Feature: Separate task pane and feedback pane for agentic work
Problem
During agentic tasks, the work channel and the feedback channel are the same. This creates a fundamental UX problem:
- To correct Claude mid-task, you interrupt the work stream
- If you wait, you watch it go wrong and correct after the fact
- The moment a correction is most valuable (at the point of violation) is also the hardest moment to deliver it cleanly
Proposed Feature
Two panes:
- Task pane — Claude executes the task; the user watches
- Feedback pane — the user provides real-time corrections, context, or "stop/redirect" signals asynchronously
The feedback pane would let corrections land at the moment of violation without requiring the user to interrupt the task flow or wait for a natural break.
Why This Matters
Expert users working on complex, multi-step tasks accumulate corrections as Claude works. Right now those corrections either interrupt the task or evaporate. A side channel would make real-time course correction low-friction — which is the highest-leverage moment for steering agentic behavior.
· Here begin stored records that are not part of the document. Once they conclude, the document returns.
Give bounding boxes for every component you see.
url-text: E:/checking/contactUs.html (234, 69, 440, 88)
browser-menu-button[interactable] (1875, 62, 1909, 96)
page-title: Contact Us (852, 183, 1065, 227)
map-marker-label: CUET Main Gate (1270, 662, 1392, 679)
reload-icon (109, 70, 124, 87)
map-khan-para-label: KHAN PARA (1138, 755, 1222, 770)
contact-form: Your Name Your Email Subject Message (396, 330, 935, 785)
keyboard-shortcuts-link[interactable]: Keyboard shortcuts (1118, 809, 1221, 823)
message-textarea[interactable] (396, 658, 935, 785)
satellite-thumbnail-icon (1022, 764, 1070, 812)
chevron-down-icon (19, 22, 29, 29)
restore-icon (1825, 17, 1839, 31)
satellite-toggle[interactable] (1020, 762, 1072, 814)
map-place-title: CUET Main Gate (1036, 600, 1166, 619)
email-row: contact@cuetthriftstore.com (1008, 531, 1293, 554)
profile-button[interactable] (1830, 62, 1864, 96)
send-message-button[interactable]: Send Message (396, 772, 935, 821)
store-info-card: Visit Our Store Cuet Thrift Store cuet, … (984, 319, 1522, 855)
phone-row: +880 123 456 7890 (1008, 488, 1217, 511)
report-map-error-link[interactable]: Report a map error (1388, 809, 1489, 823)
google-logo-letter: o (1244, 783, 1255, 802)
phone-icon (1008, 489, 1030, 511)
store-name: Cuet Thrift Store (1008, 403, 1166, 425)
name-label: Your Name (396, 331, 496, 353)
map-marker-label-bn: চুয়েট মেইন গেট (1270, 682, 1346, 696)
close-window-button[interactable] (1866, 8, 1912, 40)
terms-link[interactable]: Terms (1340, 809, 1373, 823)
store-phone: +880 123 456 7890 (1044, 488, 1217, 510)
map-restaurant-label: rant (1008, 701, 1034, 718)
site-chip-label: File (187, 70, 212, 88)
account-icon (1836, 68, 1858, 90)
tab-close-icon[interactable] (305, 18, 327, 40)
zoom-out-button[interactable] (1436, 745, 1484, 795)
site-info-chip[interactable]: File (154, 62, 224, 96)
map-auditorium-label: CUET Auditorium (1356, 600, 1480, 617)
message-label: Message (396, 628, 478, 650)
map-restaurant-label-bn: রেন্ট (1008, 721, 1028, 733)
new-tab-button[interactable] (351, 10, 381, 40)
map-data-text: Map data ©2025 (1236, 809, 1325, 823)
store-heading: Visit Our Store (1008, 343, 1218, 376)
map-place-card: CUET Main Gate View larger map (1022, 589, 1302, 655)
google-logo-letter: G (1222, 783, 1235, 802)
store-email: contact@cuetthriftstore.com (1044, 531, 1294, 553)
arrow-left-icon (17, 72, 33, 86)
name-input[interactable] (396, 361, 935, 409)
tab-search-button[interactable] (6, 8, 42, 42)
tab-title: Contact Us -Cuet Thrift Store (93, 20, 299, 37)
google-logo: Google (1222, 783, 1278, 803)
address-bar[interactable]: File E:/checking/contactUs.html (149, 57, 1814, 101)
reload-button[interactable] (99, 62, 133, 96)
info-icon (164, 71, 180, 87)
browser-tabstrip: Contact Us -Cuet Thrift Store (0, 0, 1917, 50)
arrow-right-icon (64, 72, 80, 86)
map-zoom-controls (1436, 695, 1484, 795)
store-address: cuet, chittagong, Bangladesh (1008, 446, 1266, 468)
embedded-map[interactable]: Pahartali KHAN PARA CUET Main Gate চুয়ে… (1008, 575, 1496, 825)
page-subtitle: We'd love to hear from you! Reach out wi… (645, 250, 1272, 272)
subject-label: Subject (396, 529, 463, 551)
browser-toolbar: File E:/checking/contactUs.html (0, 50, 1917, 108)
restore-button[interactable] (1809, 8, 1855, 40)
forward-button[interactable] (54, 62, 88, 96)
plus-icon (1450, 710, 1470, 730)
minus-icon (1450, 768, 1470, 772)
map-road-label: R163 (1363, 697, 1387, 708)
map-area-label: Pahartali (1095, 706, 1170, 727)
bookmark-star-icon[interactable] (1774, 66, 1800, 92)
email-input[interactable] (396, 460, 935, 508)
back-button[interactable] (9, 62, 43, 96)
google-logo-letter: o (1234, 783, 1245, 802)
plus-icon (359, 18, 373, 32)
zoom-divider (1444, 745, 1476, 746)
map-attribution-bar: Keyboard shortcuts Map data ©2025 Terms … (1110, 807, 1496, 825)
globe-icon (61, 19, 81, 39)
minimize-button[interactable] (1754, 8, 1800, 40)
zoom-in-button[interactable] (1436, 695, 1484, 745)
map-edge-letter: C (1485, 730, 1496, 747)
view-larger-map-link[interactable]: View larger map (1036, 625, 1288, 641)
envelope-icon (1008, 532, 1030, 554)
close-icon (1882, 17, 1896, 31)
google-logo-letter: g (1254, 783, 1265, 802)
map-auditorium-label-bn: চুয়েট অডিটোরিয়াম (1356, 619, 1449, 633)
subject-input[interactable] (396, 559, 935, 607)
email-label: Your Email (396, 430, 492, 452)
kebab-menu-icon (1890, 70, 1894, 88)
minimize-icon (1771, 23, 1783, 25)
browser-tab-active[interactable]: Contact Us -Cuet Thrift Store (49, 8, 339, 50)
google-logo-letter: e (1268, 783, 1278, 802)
This is especially relevant for users whose domain expertise runs against Claude's trained priors: the correction at violation time is the signal, and the current UX makes that signal expensive to deliver.
Conversation Context
This feature request emerged from a conversation about how to efficiently transfer deep SWE expertise (30 years) to an LLM across sessions. The core problem we were discussing:
Rules aren't pre-articulable — they crystallize at violation. Expert knowledge is largely a library of "I've seen that fail", and that library is tacit until triggered. The moment Claude does something wrong is the moment the rule becomes speakable.
The conversation surfaced a related problem: LLM training corpora are dominated by mediocre-to-bad code. Popular patterns ≠ correct patterns. Expert users spend significant effort doing "manual gradient descent against bad priors" — reprompting to get Claude past the statistically common (but wrong) solution to the fundamental one. This correction work resets every conversation unless captured.
We discussed techniques for making corrections durable (CLAUDE.md, memory, capture-at-violation). The two-pane idea emerged as the missing UX primitive: corrections need to flow at the moment of violation, and the current single-channel model makes that expensive.
The feedback pane is the UX complement to persistent memory — memory makes corrections durable across sessions; the feedback pane makes corrections deliverable within a session without disrupting the task flow.